George Reeves - Death

Death

According to the Los Angeles Police Department report, between approximately 1:30 and 2:00 a.m. on June 16, 1959, George Reeves died of a gunshot wound to his head in the upstairs bedroom at his home in Benedict Canyon.

The police arrived within the hour. Present in the house at the time of the incident were Leonore Lemmon (who had been Reeves' fiance at the time), William Bliss, writer Robert Condon, and Carol Van Ronkel, who lived a few blocks away with her husband, screenwriter Rip Van Ronkel.

According to these witnesses, Lemmon and Reeves had been dining and drinking earlier in the evening in the company of writer Condon, who was ghostwriting an autobiography of prizefighter Archie Moore. Reeves and Lemmon had had an argument at the restaurant in front of Condon and the three of them returned home. However, Lemmon stated in news interviews with Reeves' biographer Jim Beaver that she and Reeves had not accompanied friends dining and drinking, but rather to wrestling matches. Contemporaneous news items indicate that Reeves's friend Gene LeBell was wrestling that night—yet LeBell's own recollections are that he did not see Reeves after a workout session earlier in the day. In any event Reeves went to bed, but some time near midnight an impromptu party began when Bliss and Carol Van Ronkel arrived. Reeves angrily came downstairs and complained about the noise. After blowing off steam, he stayed with the guests for a while, had a drink, and then retired upstairs again in a bad mood.

The house guests later heard a single gunshot from upstairs. Bliss ran upstairs into Reeves' bedroom and found him dead, his corpse lying across the bed, his naked body faced upward and his feet on the floor. It is believed that this corroborated Reeves' sitting position on the edge of the bed when he allegedly shot himself, after which his body fell back on the bed and the 9mm Luger pistol fell between his feet.

Dubious statements from the witnesses which were made to the police and the press essentially agree. Neither Leonore Lemmon nor even other guests who were at the scene made any apology for their delay in calling the police after hearing the fatal gunshot that killed Reeves; the shock of the death, the lateness of the hour, and their state of intoxication were given as reasons for the delay. Police said that all of the witnesses present were extremely inebriated, and that their coherent stories were very difficult to obtain.

In contemporary news articles, Lemmon attributed Reeves' alleged suicide to depression caused by his "failed career" and inability to find more work.

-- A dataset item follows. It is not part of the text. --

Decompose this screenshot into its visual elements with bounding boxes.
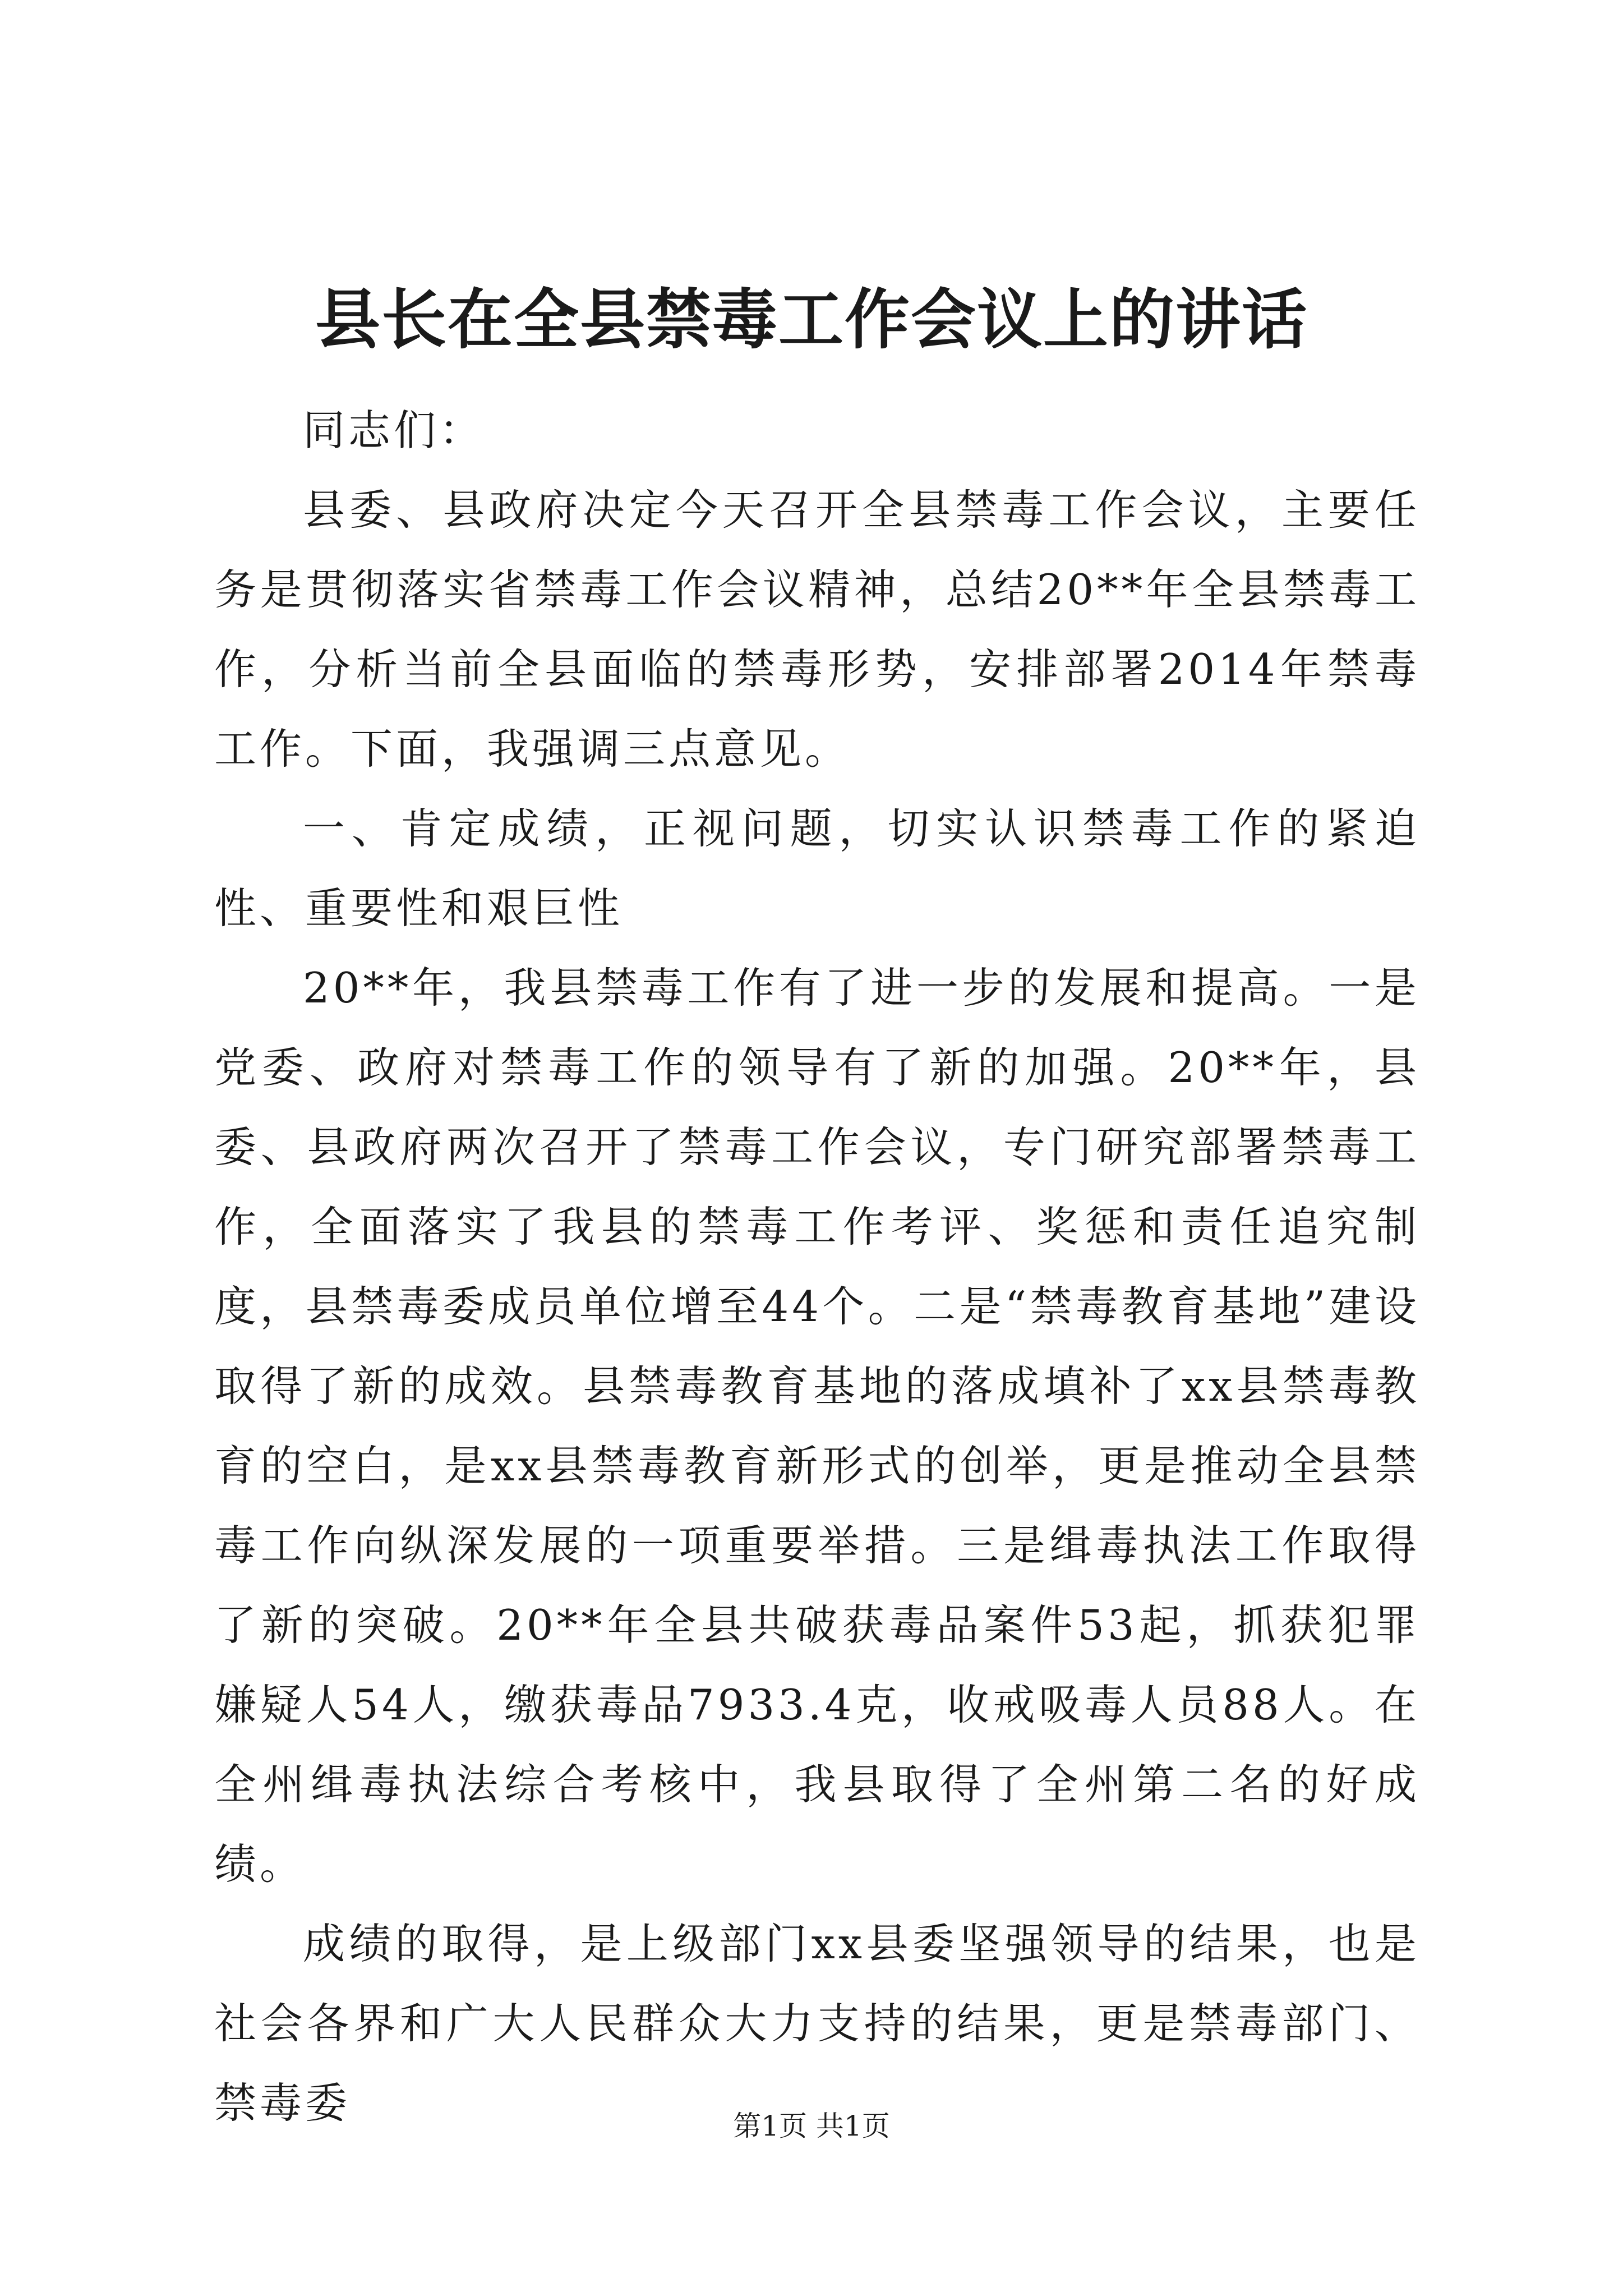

The report made by the Los Angeles Police states, "... depressed because he couldn't get the sort of parts he wanted." Newspapers and wire-service reports possibly misquoted LAPD Sergeant V.A. Peterson as saying: "Miss Lemmon blurted, 'He's probably going to go shoot himself.' A noise was heard upstairs. She continued, 'He's opening a drawer to get the gun.' A shot was heard. 'See, I told you so.'"' However, this statement may have been embellished by journalists. Lemmon and her friends were downstairs at the time the shot was fired with music playing downstairs. It would have been nearly impossible to hear a drawer opening in the upstairs bedroom through the music. Lemmon later claimed that she had never said anything so specific but rather had made an offhand remark along the lines of "Oh, he'll probably go shoot himself now."

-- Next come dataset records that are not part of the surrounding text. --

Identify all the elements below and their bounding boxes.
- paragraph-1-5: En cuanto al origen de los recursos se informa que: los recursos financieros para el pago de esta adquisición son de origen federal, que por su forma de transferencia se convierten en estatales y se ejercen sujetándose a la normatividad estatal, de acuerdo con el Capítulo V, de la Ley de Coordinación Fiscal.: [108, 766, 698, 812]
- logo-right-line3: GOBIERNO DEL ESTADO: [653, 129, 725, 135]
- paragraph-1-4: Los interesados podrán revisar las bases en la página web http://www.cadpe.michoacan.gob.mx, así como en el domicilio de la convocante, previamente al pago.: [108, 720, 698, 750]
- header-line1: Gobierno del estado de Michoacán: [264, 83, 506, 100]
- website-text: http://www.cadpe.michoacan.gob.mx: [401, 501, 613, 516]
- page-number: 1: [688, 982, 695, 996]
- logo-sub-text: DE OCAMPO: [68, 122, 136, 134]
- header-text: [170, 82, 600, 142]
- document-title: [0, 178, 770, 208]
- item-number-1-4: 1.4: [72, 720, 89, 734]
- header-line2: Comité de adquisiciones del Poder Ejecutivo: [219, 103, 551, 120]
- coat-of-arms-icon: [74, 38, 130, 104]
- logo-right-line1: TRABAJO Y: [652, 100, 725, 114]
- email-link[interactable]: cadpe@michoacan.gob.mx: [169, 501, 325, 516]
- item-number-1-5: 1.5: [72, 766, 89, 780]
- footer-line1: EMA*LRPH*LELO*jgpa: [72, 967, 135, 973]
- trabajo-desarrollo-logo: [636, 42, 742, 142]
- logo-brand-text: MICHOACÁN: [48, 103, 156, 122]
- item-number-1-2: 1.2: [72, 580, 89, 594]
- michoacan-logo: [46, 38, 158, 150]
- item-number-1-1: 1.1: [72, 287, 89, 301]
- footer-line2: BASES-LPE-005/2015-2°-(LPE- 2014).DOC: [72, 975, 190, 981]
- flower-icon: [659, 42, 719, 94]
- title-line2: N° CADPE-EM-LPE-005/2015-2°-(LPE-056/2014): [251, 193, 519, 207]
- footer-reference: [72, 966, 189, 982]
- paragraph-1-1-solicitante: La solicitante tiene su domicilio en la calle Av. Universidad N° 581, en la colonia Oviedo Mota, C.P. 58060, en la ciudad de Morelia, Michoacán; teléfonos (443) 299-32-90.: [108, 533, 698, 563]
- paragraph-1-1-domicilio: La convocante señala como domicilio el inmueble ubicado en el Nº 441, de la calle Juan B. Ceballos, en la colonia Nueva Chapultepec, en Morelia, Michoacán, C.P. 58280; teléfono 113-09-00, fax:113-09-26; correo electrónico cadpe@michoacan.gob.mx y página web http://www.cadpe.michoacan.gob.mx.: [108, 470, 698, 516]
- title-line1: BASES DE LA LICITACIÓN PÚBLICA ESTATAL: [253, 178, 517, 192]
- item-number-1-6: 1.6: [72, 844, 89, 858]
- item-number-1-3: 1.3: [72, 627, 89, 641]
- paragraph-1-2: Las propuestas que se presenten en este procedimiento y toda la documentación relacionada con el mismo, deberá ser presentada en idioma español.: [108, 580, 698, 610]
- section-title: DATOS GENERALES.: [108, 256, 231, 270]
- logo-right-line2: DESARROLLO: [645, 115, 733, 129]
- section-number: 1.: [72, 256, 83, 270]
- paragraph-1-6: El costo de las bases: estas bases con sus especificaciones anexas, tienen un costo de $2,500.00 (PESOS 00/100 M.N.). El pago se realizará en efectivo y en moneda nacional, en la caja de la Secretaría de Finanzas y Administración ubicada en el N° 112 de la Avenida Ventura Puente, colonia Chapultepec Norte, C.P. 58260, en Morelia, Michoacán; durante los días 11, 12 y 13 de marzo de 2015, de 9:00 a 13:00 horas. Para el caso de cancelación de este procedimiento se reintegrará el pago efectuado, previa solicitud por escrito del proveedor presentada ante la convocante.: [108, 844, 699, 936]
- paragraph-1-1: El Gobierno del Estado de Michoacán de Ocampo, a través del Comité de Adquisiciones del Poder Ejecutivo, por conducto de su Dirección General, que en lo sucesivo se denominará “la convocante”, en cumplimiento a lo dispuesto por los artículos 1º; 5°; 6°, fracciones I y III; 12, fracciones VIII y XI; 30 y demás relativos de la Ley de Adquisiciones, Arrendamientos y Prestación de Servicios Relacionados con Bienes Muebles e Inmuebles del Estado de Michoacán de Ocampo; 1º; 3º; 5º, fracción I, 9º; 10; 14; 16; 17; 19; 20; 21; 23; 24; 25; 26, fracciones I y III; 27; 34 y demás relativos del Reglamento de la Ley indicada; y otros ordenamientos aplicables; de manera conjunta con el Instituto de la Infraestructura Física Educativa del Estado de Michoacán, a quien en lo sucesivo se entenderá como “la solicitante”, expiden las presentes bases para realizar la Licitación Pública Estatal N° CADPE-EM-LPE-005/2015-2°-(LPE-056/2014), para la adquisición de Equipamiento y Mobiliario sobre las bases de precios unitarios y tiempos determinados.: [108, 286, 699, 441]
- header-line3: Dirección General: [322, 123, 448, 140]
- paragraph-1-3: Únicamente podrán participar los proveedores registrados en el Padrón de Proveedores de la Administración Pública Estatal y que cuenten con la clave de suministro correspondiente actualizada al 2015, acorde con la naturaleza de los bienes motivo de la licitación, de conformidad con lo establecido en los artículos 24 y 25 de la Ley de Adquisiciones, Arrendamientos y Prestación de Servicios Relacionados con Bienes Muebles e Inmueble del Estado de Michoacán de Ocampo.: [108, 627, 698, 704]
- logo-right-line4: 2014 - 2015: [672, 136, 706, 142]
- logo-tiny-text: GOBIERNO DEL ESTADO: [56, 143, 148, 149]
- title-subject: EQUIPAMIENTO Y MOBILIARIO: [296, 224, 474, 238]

While the official story given by Lemmon to the police placed her in the living room with party guests at the time of the shooting, statements from Fred Crane, who was Reeves' friend and colleague from "Gone With The Wind," put Leonore Lemmon either inside or in direct proximity to Reeves' bedroom, minimally as a witness to the shooting. According to Crane, Bill Bliss had told Millicent Trent that, after the shot rang out, and while Bliss was having a drink, Leonore Lemmon came downstairs and said, “Tell them I was down here, tell them I was down here!” In an interview with Carl Glass, Crane expanded on this: "It needed to be said and that is the way I heard it from Millie as it was told to her by Bill Bliss. Janet Bliss and Millie were very close friends. I met Millie at Bill and Janet’s house up in Benedict Canyon on Easton Drive. We lived on the same street."

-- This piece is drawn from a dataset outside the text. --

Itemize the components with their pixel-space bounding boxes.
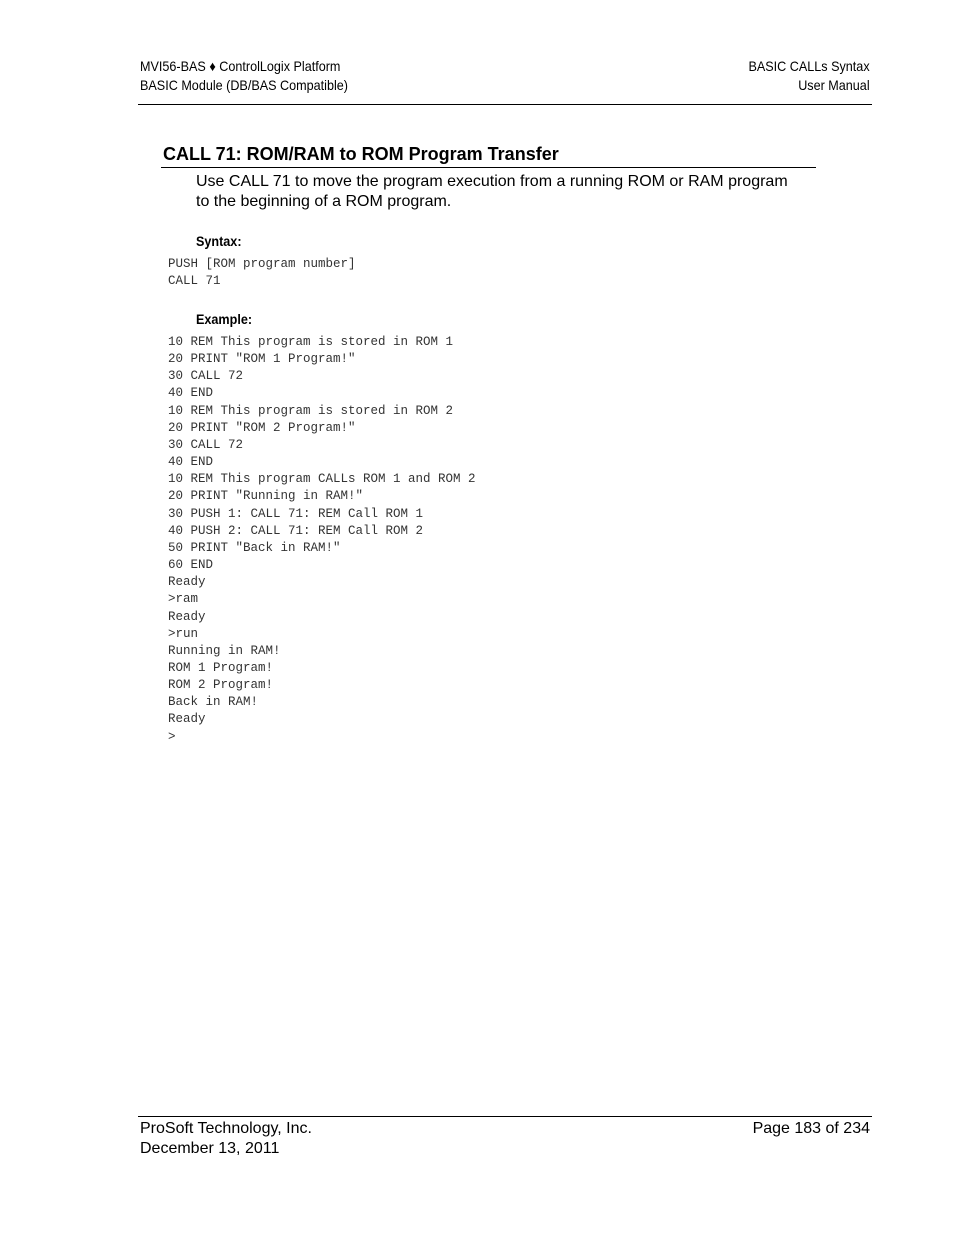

Dubious witness statements and the examination of the crime scene by the Los Angeles Police led to the official inquiry conclusion that the death of Reeves' was suicide. Reeves' will, dated 1956, bequeathed his entire estate to Toni Mannix, much to Lemmon's surprise and devastation. Her statement to the press read, "Toni got a house for charity, and I got a broken heart", referring to the Myasthenia Gravis Foundation.

Reeves is interred at Mountain View Cemetery and Mausoleum in Altadena, California. In 1985, he was posthumously named as one of the honorees by DC Comics in the company's 50th anniversary publication Fifty Who Made DC Great.